La palabra ch’ixi anda circulando desde hace tiempo en los estudios andinos y cada vez más prolifera en ámbitos académicos que Rivera abiertamente desacredita en este libro, me refiero, sin ir muy lejos, al mercado intelectual de los estudios culturales presente en la academia norteamericana “donde proliferan los intereses corporativos y las camarillas” (306). Si bien este término, y todo el aparato intelectual “alternativo” que lo acompaña, fue acuñado por una socióloga que se reconoce (también a la manera ch’ixi) artista e intelectual iconoclasta (283), es probable que su impulso de resistencia corra el riesgo de diluirse en la boca de Leviatán que ya anda al acecho para transformar esta propuesta en materia prima de nuevas elucubraciones teóricas.
Rodolfo,
sólo me gustaría comentarte, ¿no será que estos nuevos conceptos, a pesar de que caigan, o no, posteriormente en “el Leviatán” ya de entrada no apuntan a problemáticas y desfases propias de la representación y concepción de todo signo, más allá de si éste es lingüístico, y, o, gráfico? En este sentido, el ch’ixi se vuelve valioso porque demarca diferentes, pero tal vez no nuevas, problemáticas que laten en la propia representación de las cosas, entre el signo y el significado, y ahora mejor, entre los diversos planos que se sobreponen en la imagen. (El asunto, es que creo yo, este espacio entre ste y sdo da para mucho).

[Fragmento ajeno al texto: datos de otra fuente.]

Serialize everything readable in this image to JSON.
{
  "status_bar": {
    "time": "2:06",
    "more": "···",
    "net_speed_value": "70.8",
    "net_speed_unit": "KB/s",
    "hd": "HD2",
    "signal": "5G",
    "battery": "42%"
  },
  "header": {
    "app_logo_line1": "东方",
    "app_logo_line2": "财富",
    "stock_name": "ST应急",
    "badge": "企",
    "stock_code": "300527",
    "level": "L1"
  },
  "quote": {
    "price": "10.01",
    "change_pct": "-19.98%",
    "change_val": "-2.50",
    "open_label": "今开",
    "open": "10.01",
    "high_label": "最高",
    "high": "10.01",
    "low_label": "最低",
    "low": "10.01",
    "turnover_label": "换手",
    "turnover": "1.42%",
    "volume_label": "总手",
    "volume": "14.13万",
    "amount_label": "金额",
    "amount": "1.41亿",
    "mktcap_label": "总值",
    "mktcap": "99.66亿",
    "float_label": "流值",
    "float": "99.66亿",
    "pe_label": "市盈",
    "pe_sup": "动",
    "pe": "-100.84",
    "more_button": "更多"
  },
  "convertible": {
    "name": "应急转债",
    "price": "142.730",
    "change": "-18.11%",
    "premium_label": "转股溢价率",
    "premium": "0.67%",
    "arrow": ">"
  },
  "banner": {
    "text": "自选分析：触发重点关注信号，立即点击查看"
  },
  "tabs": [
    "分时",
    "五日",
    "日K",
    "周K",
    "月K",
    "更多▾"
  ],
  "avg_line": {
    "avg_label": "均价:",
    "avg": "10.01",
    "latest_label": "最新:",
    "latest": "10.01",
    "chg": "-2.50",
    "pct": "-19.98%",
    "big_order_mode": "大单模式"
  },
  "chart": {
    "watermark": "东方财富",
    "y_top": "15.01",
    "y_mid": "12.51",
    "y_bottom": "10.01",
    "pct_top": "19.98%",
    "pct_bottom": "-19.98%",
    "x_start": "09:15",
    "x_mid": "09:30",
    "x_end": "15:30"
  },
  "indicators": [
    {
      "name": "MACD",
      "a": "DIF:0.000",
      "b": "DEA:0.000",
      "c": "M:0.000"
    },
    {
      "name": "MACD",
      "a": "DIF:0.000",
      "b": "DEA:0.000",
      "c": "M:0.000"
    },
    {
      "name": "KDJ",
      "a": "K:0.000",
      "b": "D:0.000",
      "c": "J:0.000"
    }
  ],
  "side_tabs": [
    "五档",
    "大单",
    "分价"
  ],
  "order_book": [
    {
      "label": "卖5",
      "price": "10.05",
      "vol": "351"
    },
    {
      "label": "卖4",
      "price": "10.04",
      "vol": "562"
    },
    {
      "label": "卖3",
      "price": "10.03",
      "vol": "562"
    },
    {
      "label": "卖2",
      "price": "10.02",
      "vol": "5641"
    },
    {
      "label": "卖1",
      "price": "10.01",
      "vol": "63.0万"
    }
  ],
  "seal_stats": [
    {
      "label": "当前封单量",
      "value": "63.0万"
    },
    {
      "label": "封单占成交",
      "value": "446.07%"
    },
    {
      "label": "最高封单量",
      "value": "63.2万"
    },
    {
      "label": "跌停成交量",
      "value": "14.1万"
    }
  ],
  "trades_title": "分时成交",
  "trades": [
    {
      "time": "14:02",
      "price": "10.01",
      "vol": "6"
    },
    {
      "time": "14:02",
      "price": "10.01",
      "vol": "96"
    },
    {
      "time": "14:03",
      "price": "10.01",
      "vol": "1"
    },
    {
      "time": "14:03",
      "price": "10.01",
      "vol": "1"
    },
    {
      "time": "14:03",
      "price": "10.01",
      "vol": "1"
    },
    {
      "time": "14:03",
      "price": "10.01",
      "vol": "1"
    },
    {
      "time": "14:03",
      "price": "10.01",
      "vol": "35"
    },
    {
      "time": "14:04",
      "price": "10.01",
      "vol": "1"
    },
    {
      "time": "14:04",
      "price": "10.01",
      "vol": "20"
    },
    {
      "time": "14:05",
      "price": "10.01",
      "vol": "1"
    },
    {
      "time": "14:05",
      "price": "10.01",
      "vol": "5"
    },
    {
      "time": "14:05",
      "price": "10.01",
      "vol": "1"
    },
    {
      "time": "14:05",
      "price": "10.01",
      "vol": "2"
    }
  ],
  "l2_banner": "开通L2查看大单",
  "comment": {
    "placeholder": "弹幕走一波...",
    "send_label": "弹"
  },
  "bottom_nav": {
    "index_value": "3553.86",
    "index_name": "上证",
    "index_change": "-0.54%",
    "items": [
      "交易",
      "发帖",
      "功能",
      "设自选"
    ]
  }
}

Supongo (pero no sé; leí el libro su libro hace mucho) que lo que afirma Sontag sobre la relación entre imagen y modernidad tiene que ver con el carácter de la fotografía como objeto de producción masiva: una imagen, ahora en términos de Benjamin, ahora sin aura. Así que me pregunto si Rivera también nota esa distinción entre imagen en la época de la (re)producción masiva e imagen (por ejemplo los íconos de la iglesia colonial) del período anterior. O sea, dónde entra dentro de su teoría la reproducibiliad, la capacidad de reiteración, de la imagen (especificamente) moderna, con la cual, parece, está trabajando ella también?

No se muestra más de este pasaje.